The Chinese government considers the benefit of the community as a whole rather than the individual freedom of its people. So in a sense this is the reason why the One Child Policy, a policy that was never meant to become permanent, has been scaled back and now done away with. The Chinese government has now reconsidered what would benefit Chinese society at large. If in the past restricting population was necessary to maintain the social welfare system and to stimulate economic growth, this view has not changed much and the Chinese government is still committed to population control. They just want to ensure that they have enough workers to support an aging population. Women’s reproduction has now become one more pawn in the Chinese government’s political agenda. The supposedly good will of the Chinese government is mostly politically, socially and economically motivated rather than redressing a policy that had murky ethics.

Moreover, the government will likely maintain the active promotion of eugenics from the One Child Policy. As a scholar interested in eugenics I ordered books on eugenics at the Shanghai library only to receive two-dozen baby books, educating the public in healthy birth and eugenic birth. Ever since the 1980s the Chinese public has been inculcated with knowledge of genetics, eugenics and birth defects. Further re-articulations of eugenics occurred in the 1995 law restricting births related to genetic defects, which also supports pre-marital checkups inquiring into hereditary diseases pertaining to mental health and venereal disease.

The birth of children with Down syndrome or birth abnormalities was actively discouraged through large-scale propaganda. If you are to have only one child, then it should be as healthy as possible. Although the law prohibits sex-selective abortions, and parents in China cannot legally find out the sex of their baby before birth as a preventative measure, screening for genetic conditions is indicated and parents are encouraged to abort genetically unsound fetuses. As a result of this state propaganda for eugenic babies, an overwhelming number of disabled orphans in the public system, most of them girls are crowding the orphanages. Girls have also been adopted in large numbers by foreign couples wishing for a family. The promotion of eugenic births is unlikely to be impacted by this policy change.

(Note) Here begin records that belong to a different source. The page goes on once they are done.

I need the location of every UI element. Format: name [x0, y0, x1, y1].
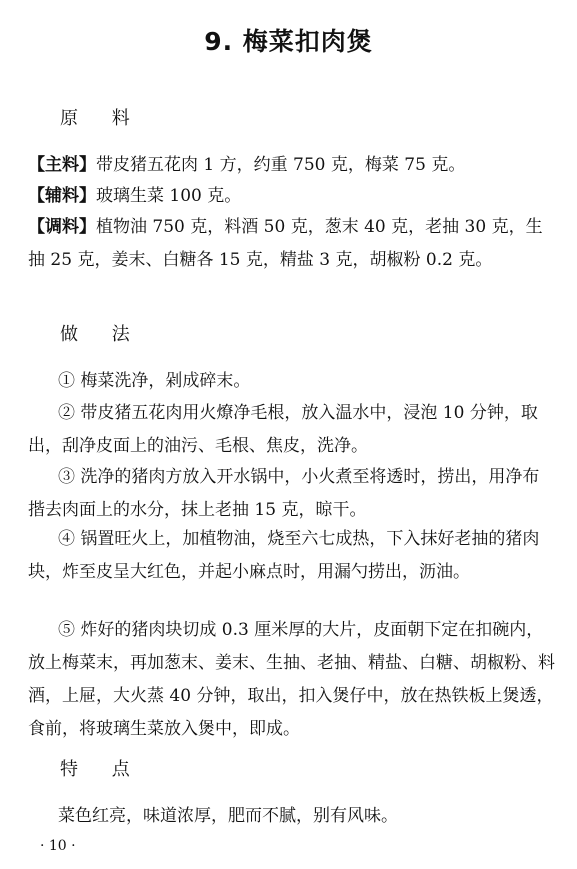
section-heading-method: 做 法: [60, 324, 144, 345]
ingredient-aux-text: 玻璃生菜 100 克。: [96, 186, 242, 206]
ingredient-main-label: 【主料】: [28, 155, 96, 175]
features-text: 菜色红亮，味道浓厚，肥而不腻，别有风味。: [58, 806, 398, 826]
page-number: · 10 ·: [40, 838, 76, 854]
page-title: 9. 梅菜扣肉煲: [204, 27, 373, 56]
ingredient-main: [28, 149, 556, 182]
section-heading-ingredients: 原 料: [60, 108, 144, 129]
method-step-5: ⑤ 炸好的猪肉块切成 0.3 厘米厚的大片，皮面朝下定在扣碗内，放上梅菜末，再加葱末、姜末、生抽、老抽、精盐、白糖、胡椒粉、料酒，上屉，大火蒸 40 分钟，取出，扣入煲仔中，放在热铁板上煲透，食前，将玻璃生菜放入煲中，即成。: [28, 620, 555, 739]
method-step-2: ② 带皮猪五花肉用火燎净毛根，放入温水中，浸泡 10 分钟，取出，刮净皮面上的油污、毛根、焦皮，洗净。: [28, 403, 538, 456]
ingredient-aux: [28, 180, 556, 213]
ingredient-main-text: 带皮猪五花肉 1 方，约重 750 克，梅菜 75 克。: [96, 155, 466, 175]
method-step-3: ③ 洗净的猪肉方放入开水锅中，小火煮至将透时，捞出，用净布揩去肉面上的水分，抹上老抽 15 克，晾干。: [28, 467, 540, 520]
ingredient-aux-label: 【辅料】: [28, 186, 96, 206]
ingredient-seasoning: [28, 211, 548, 277]
method-step-4: ④ 锅置旺火上，加植物油，烧至六七成热，下入抹好老抽的猪肉块，炸至皮呈大红色，并起小麻点时，用漏勺捞出，沥油。: [28, 529, 540, 582]
ingredient-seasoning-label: 【调料】: [28, 217, 96, 237]
section-heading-features: 特 点: [60, 759, 144, 780]
ingredient-seasoning-text: 植物油 750 克，料酒 50 克，葱末 40 克，老抽 30 克，生抽 25 克，姜末、白糖各 15 克，精盐 3 克，胡椒粉 0.2 克。: [28, 217, 543, 270]
method-step-1: ① 梅菜洗净，剁成碎末。: [58, 371, 251, 391]
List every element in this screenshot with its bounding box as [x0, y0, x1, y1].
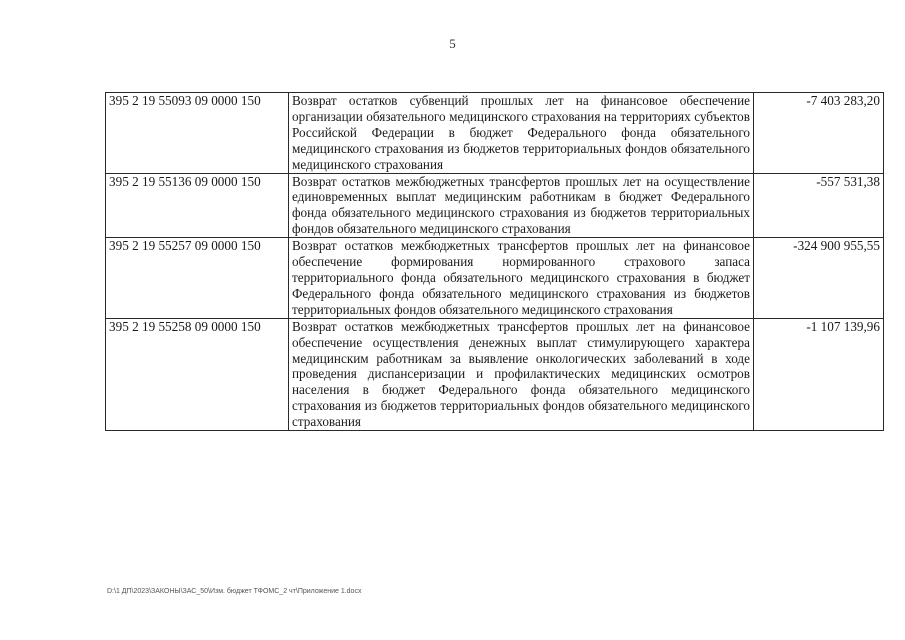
table-row: [106, 173, 884, 238]
budget-code-cell: 395 2 19 55258 09 0000 150: [106, 318, 289, 430]
budget-code-cell: 395 2 19 55257 09 0000 150: [106, 238, 289, 319]
document-file-path: D:\1 ДП\2023\ЗАКОНЫ\ЗАС_50\Изм. бюджет ТФОМС_2 чт\Приложение 1.docx: [107, 588, 362, 595]
description-cell: Возврат остатков субвенций прошлых лет на финансовое обеспечение организации обязательного медицинского страхования на территориях субъектов Российской Федерации в бюджет Федерального фонда обязательного медицинского страхования из бюджетов территориальных фондов обязательного медицинского страхования: [289, 93, 754, 174]
table-row: [106, 238, 884, 319]
amount-cell: -557 531,38: [754, 173, 884, 238]
description-cell: Возврат остатков межбюджетных трансфертов прошлых лет на финансовое обеспечение осуществления денежных выплат стимулирующего характера медицинским работникам за выявление онкологических заболеваний в ходе проведения диспансеризации и профилактических медицинских осмотров населения в бюджет Федерального фонда обязательного медицинского страхования из бюджетов территориальных фондов обязательного медицинского страхования: [289, 318, 754, 430]
table-row: [106, 318, 884, 430]
page-number: 5: [449, 36, 456, 51]
table-row: [106, 93, 884, 174]
description-cell: Возврат остатков межбюджетных трансфертов прошлых лет на финансовое обеспечение формирования нормированного страхового запаса территориального фонда обязательного медицинского страхования в бюджет Федерального фонда обязательного медицинского страхования из бюджетов территориальных фондов обязательного медицинского страхования: [289, 238, 754, 319]
budget-code-cell: 395 2 19 55136 09 0000 150: [106, 173, 289, 238]
budget-code-cell: 395 2 19 55093 09 0000 150: [106, 93, 289, 174]
description-cell: Возврат остатков межбюджетных трансфертов прошлых лет на осуществление единовременных выплат медицинским работникам в бюджет Федерального фонда обязательного медицинского страхования из бюджетов территориальных фондов обязательного медицинского страхования: [289, 173, 754, 238]
budget-table: [105, 92, 884, 431]
amount-cell: -324 900 955,55: [754, 238, 884, 319]
amount-cell: -1 107 139,96: [754, 318, 884, 430]
amount-cell: -7 403 283,20: [754, 93, 884, 174]
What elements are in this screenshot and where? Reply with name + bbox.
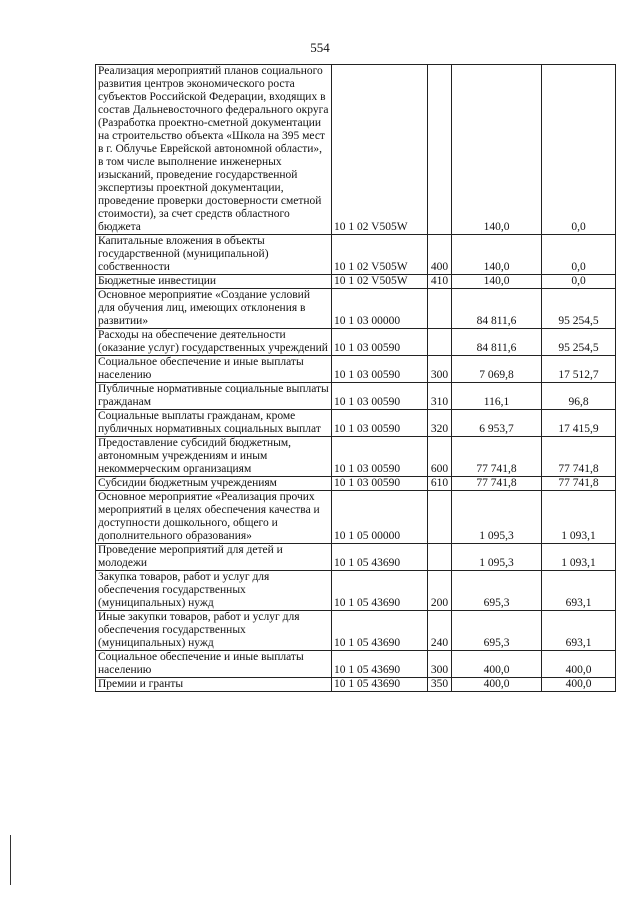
row-code-cell: 10 1 05 43690	[332, 651, 428, 678]
row-name-cell: Социальное обеспечение и иные выплаты населению	[96, 356, 332, 383]
row-expense-type-cell: 200	[428, 571, 452, 611]
row-amount-year2-cell: 77 741,8	[542, 437, 616, 477]
row-amount-year2-cell: 400,0	[542, 678, 616, 692]
row-amount-year1-cell: 1 095,3	[452, 544, 542, 571]
row-expense-type-cell: 410	[428, 275, 452, 289]
row-amount-year1-cell: 695,3	[452, 571, 542, 611]
row-name-cell: Бюджетные инвестиции	[96, 275, 332, 289]
row-amount-year1-cell: 84 811,6	[452, 289, 542, 329]
row-amount-year1-cell: 84 811,6	[452, 329, 542, 356]
row-expense-type-cell: 300	[428, 651, 452, 678]
row-code-cell: 10 1 05 43690	[332, 678, 428, 692]
row-expense-type-cell: 300	[428, 356, 452, 383]
row-name-cell: Иные закупки товаров, работ и услуг для обеспечения государственных (муниципальных) нужд	[96, 611, 332, 651]
row-amount-year1-cell: 140,0	[452, 235, 542, 275]
row-amount-year1-cell: 77 741,8	[452, 437, 542, 477]
row-name-cell: Проведение мероприятий для детей и молодежи	[96, 544, 332, 571]
row-name-cell: Реализация мероприятий планов социального развития центров экономического роста субъектов Российской Федерации, входящих в состав Дальневосточного федерального округа (Разработка проектно-сметной документации на строительство объекта «Школа на 395 мест в г. Облучье Еврейской автономной области», в том числе выполнение инженерных изысканий, проведение государственной экспертизы проектной документации, проведение проверки достоверности сметной стоимости), за счет средств областного бюджета	[96, 65, 332, 235]
row-code-cell: 10 1 03 00590	[332, 437, 428, 477]
budget-table-body	[96, 65, 616, 692]
row-amount-year2-cell: 77 741,8	[542, 477, 616, 491]
row-code-cell: 10 1 03 00590	[332, 329, 428, 356]
page-number: 554	[310, 40, 330, 55]
row-amount-year2-cell: 95 254,5	[542, 289, 616, 329]
row-expense-type-cell: 600	[428, 437, 452, 477]
row-amount-year2-cell: 1 093,1	[542, 544, 616, 571]
row-amount-year2-cell: 95 254,5	[542, 329, 616, 356]
row-code-cell: 10 1 05 43690	[332, 611, 428, 651]
row-amount-year1-cell: 140,0	[452, 275, 542, 289]
row-expense-type-cell: 400	[428, 235, 452, 275]
row-amount-year2-cell: 693,1	[542, 571, 616, 611]
row-name-cell: Капитальные вложения в объекты государственной (муниципальной) собственности	[96, 235, 332, 275]
row-expense-type-cell: 350	[428, 678, 452, 692]
table-row	[96, 235, 616, 275]
row-code-cell: 10 1 05 43690	[332, 544, 428, 571]
row-code-cell: 10 1 03 00590	[332, 477, 428, 491]
row-code-cell: 10 1 03 00590	[332, 356, 428, 383]
row-code-cell: 10 1 02 V505W	[332, 65, 428, 235]
row-code-cell: 10 1 05 00000	[332, 491, 428, 544]
row-code-cell: 10 1 03 00000	[332, 289, 428, 329]
row-name-cell: Основное мероприятие «Реализация прочих мероприятий в целях обеспечения качества и доступности дошкольного, общего и дополнительного образования»	[96, 491, 332, 544]
row-amount-year1-cell: 7 069,8	[452, 356, 542, 383]
row-name-cell: Премии и гранты	[96, 678, 332, 692]
row-code-cell: 10 1 02 V505W	[332, 235, 428, 275]
row-amount-year2-cell: 0,0	[542, 65, 616, 235]
row-amount-year1-cell: 400,0	[452, 651, 542, 678]
row-amount-year1-cell: 77 741,8	[452, 477, 542, 491]
table-row	[96, 275, 616, 289]
row-amount-year2-cell: 400,0	[542, 651, 616, 678]
row-amount-year2-cell: 0,0	[542, 275, 616, 289]
table-row	[96, 329, 616, 356]
row-amount-year1-cell: 140,0	[452, 65, 542, 235]
row-expense-type-cell	[428, 289, 452, 329]
row-expense-type-cell: 240	[428, 611, 452, 651]
row-expense-type-cell	[428, 329, 452, 356]
table-row	[96, 611, 616, 651]
table-row	[96, 437, 616, 477]
row-name-cell: Закупка товаров, работ и услуг для обеспечения государственных (муниципальных) нужд	[96, 571, 332, 611]
row-name-cell: Публичные нормативные социальные выплаты гражданам	[96, 383, 332, 410]
table-row	[96, 356, 616, 383]
row-amount-year2-cell: 1 093,1	[542, 491, 616, 544]
budget-table	[95, 64, 616, 692]
row-code-cell: 10 1 03 00590	[332, 383, 428, 410]
row-amount-year2-cell: 96,8	[542, 383, 616, 410]
row-code-cell: 10 1 02 V505W	[332, 275, 428, 289]
table-row	[96, 289, 616, 329]
row-name-cell: Основное мероприятие «Создание условий для обучения лиц, имеющих отклонения в развитии»	[96, 289, 332, 329]
row-amount-year1-cell: 116,1	[452, 383, 542, 410]
table-row	[96, 544, 616, 571]
row-amount-year1-cell: 695,3	[452, 611, 542, 651]
row-expense-type-cell	[428, 65, 452, 235]
row-amount-year1-cell: 400,0	[452, 678, 542, 692]
row-amount-year2-cell: 0,0	[542, 235, 616, 275]
row-expense-type-cell: 310	[428, 383, 452, 410]
row-expense-type-cell	[428, 544, 452, 571]
row-code-cell: 10 1 05 43690	[332, 571, 428, 611]
row-amount-year2-cell: 17 415,9	[542, 410, 616, 437]
table-row	[96, 65, 616, 235]
row-name-cell: Социальные выплаты гражданам, кроме публичных нормативных социальных выплат	[96, 410, 332, 437]
table-row	[96, 383, 616, 410]
table-row	[96, 477, 616, 491]
row-amount-year2-cell: 17 512,7	[542, 356, 616, 383]
row-expense-type-cell	[428, 491, 452, 544]
table-row	[96, 651, 616, 678]
row-name-cell: Предоставление субсидий бюджетным, автономным учреждениям и иным некоммерческим организациям	[96, 437, 332, 477]
row-expense-type-cell: 320	[428, 410, 452, 437]
table-row	[96, 571, 616, 611]
table-row	[96, 491, 616, 544]
row-amount-year1-cell: 1 095,3	[452, 491, 542, 544]
row-code-cell: 10 1 03 00590	[332, 410, 428, 437]
table-row	[96, 678, 616, 692]
row-expense-type-cell: 610	[428, 477, 452, 491]
row-name-cell: Социальное обеспечение и иные выплаты населению	[96, 651, 332, 678]
margin-line	[10, 835, 11, 885]
row-amount-year2-cell: 693,1	[542, 611, 616, 651]
row-name-cell: Субсидии бюджетным учреждениям	[96, 477, 332, 491]
table-row	[96, 410, 616, 437]
row-amount-year1-cell: 6 953,7	[452, 410, 542, 437]
row-name-cell: Расходы на обеспечение деятельности (оказание услуг) государственных учреждений	[96, 329, 332, 356]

It remains to be seen if the urban public, the main beneficiary of this policy change will take advantage of the new law, or if last year’s birth statistics are any indication over thirty years of indoctrination and emphasis on economic growth has worked too well, as more and more couples say that they cannot afford a second child even if they are now allowed to have one.

Mirela David is an assistant professor in the Department of History at the University of Saskatchewan. She is also a member of the Women’s and Gender Studies Program. She completed her PhD at New York University in 2014. Her research centers around the eugenic dimension of birth control and how eugenics infused debates on free love, sex, population and venereal disease in 1920s-1930s China.